In applications or complex enterprise information architectures, there is often a need to handle historical records and track changes in values for various reasons. Most of the time, it’s for security purposes; we need to monitor who is making changes and be able to correct errors, whether they are from users or database administrators. Another good reason for implementing CDC (Change Data Capture) is when we need to later integrate data from the application into a data warehouse or another application and need to identify the changed records for migration. With the Change Data Capture (CDC) feature, we can set up change tracking for a specific table in the database.
Setting up Change Data Capture (CDC) – Tracking Changes in a Table
We will configure CDC in the AdventureworksDW2016CTP3 database (a sample database from Microsoft) in a few steps. We want to track all changes in the DimCustomer table.
The first step is to enable the change data capture feature for the database:
(1.a) In the sys.databases system table, there is an indicator to check which databases have the CDC feature enabled/disabled. In this case, CDC is disabled everywhere.
(1.b) Enabling CDC for the database is done using the system procedure “sys.sp_cdc_enable_db“.
No, you see, I made my first MISTAKE. CDC does not work with the Express edition, which is an important piece of information I didn’t mention at the beginning. So, I need to switch to the Developer Edition :)))
This instance of SQL Server is the Express Edition (64-bit). Change data capture is only available in the Enterprise, Developer, Enterprise Evaluation, and Standard editions.
CDC will work with Developer Edition or higher editions, but not with Express Edition.
(1.c) After enabling CDC for the database, a new schema “cdc” and several system tables for logging changes are created.
Enabling Change Data Capture for a Table
(2.a) To track changes in the table, we enable change data capture using the system procedure named “sys.sp_cdc_enable_table”
- Two jobs are created to monitor changes.
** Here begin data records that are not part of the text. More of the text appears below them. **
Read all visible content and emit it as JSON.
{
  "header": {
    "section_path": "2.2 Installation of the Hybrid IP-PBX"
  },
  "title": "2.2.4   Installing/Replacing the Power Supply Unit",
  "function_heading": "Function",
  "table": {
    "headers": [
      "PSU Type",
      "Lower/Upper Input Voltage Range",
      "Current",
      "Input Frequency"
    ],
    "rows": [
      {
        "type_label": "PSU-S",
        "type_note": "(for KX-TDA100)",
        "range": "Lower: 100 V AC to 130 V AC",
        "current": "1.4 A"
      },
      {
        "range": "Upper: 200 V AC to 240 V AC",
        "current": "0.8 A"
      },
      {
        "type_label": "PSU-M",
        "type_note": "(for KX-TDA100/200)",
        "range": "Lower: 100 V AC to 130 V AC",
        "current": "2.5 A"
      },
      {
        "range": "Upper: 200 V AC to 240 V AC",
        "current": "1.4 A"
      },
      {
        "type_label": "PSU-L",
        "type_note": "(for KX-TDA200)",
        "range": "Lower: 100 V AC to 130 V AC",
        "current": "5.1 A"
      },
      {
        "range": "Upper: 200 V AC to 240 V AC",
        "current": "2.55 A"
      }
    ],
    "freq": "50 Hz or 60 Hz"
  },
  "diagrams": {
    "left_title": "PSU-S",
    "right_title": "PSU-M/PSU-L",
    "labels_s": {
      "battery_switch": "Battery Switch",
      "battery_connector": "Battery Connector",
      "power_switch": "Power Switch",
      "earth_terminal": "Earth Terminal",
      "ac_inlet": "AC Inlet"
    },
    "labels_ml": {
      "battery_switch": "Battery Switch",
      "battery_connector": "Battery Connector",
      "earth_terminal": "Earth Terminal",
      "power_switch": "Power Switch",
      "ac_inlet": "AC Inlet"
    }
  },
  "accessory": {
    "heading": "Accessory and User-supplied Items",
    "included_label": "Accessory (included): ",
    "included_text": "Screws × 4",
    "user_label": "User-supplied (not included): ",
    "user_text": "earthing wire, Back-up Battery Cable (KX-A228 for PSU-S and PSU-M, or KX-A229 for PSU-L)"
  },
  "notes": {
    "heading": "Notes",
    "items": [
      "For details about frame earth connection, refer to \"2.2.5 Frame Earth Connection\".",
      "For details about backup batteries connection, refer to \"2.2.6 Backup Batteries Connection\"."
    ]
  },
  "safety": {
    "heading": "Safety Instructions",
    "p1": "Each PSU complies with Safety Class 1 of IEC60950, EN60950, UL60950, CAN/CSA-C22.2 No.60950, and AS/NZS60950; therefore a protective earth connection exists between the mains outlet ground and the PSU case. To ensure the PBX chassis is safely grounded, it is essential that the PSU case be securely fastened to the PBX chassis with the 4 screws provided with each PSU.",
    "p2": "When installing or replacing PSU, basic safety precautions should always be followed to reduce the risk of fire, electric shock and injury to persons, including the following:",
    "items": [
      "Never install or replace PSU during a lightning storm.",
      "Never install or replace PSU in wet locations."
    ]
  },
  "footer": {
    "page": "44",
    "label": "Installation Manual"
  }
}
- A new table named dbo_DimCustomer_CT is created in the system tables, which will contain the complete history of changes in that table. This table includes a complete list of columns and several additional system columns used to work with the history of the table. The most important ones are:
- __$start_lsn – Transaction identifier within which the change was made. If multiple changes occur within a transaction, the change records will all have the same __$start_lsn.
- __$operation – The operation that occurred.
- DELETE = 1
- INSERT = 2
- Value before UPDATE = 3
- Value after UPDATE = 4
Extracting Information from Change Data Capture
We make some changes in the table where CDC is applied:
- 3x UPDATE
- 1x DELETE
How does the dbo_DimCustomer_CT table with change tracking look? (I’ve selected only the columns that I changed. You can see that we have a complete history of what happened. From the log, you can see that all UPDATE operations (first 6 records) were part of one transaction, and I performed the DELETE operation separately. For UPDATE operations, we have both the original and the new values in the log.
If you want a timestamp context, you can modify the script slightly. There is a mapping table in the system tables between __$start_lsn and the timestamp context.
The CDC feature has a lot of capabilities, more than I can describe in one article. Hopefully, I’ll continue this discussion sometime in the future.